A further aspect of consciousness is communication, though this can be a very tricky indication of consciousness. No one would deny the fact that one person whistling to catch the attention of another was engaging in an act of consciousness, whereas a microwave oven ringing a bell when the timer clicks off is indeed communicating information, but not consciously. Neither was the defeating of Kasparov by the chess-playing computer Deep Blue on May 11, 1997, a conscious act on behalf of the computer, at least not to the best of our knowledge. Computers operate after a given set of laws, have no real freedom of choice, which humans do, or at least presume we do. This is as noted before the point from which the two contradicting views originate and diverge.

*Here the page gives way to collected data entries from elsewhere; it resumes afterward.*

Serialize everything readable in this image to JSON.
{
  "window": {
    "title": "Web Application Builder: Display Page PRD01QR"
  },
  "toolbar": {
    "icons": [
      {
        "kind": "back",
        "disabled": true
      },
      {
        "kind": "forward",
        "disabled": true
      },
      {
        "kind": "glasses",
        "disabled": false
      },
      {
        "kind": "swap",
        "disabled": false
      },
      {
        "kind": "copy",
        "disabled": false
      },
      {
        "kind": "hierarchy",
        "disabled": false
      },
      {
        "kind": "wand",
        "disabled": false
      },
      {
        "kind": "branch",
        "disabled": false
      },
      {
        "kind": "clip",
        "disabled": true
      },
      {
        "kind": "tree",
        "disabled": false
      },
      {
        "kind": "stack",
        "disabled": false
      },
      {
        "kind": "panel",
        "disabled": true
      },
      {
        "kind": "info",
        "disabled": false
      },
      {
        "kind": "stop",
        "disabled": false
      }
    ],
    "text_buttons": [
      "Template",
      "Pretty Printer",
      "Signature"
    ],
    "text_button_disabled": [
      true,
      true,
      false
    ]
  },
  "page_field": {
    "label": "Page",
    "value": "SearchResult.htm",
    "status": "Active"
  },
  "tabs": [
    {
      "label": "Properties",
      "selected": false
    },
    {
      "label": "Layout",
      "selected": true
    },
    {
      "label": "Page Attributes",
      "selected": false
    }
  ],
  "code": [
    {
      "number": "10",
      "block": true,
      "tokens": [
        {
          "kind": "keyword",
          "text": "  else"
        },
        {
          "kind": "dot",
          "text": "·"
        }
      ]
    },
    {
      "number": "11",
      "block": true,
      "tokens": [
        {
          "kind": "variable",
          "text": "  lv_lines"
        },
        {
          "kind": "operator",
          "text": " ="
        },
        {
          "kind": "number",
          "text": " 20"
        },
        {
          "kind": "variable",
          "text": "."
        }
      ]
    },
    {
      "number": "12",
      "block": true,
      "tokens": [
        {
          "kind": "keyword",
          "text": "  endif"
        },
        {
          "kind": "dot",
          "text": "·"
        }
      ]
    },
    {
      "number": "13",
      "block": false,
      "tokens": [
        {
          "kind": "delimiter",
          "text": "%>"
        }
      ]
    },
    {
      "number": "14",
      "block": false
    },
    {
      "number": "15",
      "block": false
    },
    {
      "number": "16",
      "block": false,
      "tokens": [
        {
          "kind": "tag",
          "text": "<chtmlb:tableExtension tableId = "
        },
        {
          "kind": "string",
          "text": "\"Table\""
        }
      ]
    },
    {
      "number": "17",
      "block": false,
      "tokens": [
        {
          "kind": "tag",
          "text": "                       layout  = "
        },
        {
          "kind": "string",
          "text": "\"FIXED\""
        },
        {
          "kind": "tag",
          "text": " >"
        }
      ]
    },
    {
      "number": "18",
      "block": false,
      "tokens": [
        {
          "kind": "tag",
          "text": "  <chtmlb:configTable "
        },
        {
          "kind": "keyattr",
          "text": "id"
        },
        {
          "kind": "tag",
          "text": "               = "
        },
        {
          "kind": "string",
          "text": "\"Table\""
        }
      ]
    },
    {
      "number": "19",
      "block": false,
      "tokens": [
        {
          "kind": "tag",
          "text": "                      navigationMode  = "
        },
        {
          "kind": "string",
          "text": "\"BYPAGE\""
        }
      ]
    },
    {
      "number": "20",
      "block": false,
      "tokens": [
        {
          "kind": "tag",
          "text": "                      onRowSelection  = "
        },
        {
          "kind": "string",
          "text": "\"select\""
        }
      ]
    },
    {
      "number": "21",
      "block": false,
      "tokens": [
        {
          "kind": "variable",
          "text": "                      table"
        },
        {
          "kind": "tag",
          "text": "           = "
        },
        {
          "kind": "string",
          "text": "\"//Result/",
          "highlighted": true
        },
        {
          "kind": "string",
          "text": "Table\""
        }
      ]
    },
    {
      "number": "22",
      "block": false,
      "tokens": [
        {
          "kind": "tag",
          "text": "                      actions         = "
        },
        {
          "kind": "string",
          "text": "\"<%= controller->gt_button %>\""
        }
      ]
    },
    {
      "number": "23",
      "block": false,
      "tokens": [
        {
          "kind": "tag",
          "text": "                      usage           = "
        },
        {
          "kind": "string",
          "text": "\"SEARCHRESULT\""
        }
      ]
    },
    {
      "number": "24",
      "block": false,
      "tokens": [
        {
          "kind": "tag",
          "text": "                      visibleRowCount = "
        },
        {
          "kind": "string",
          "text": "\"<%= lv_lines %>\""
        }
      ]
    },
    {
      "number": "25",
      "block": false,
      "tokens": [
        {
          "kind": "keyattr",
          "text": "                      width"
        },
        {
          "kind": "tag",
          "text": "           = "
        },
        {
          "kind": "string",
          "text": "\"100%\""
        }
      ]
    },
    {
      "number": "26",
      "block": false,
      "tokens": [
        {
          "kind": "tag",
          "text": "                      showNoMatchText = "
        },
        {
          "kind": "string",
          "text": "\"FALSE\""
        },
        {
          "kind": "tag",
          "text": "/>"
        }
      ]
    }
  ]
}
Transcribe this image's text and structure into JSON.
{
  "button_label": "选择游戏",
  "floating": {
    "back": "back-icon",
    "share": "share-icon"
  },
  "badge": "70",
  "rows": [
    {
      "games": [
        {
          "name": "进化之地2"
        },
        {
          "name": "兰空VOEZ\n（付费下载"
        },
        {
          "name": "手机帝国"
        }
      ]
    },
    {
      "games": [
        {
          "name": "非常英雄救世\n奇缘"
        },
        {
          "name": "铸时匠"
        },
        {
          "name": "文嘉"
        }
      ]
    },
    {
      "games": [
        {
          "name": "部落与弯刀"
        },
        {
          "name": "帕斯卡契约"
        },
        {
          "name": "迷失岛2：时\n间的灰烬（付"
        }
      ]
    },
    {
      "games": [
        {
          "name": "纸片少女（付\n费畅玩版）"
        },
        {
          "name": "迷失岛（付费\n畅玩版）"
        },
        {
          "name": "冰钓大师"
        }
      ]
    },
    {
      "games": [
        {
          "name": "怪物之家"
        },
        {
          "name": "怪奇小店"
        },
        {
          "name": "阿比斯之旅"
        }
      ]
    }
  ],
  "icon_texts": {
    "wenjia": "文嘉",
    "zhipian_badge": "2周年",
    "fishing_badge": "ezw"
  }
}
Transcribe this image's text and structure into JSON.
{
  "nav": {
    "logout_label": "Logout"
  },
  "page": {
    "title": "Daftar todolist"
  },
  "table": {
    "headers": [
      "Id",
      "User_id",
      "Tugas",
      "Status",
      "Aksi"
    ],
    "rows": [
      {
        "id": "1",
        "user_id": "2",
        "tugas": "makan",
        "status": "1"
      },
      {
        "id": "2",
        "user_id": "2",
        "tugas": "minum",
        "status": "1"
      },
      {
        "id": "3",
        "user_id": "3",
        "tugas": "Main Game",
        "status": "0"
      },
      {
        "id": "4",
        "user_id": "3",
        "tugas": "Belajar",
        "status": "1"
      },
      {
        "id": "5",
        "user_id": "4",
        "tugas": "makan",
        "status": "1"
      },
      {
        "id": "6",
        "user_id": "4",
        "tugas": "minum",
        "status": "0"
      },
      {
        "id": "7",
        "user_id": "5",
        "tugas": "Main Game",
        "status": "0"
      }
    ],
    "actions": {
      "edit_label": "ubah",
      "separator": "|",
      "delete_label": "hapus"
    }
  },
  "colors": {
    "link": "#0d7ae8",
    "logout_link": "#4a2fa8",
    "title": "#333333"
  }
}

One says that the concept of self along with the supposed free will is actually an illusion, the other that self and free will are ultimately spiritual, and as such at least as real as the material world.
As we are arguing for the second point in this book, there are several obstacles we will need to clear along our path, but before getting on with our search there is one fairly recent and highly significant discovery about human consciousness worth mentioning. It would seem that whatever the nature of consciousness may be, it is perpetually removed from that which it deals with by half a second. Awareness, it would seem, is history.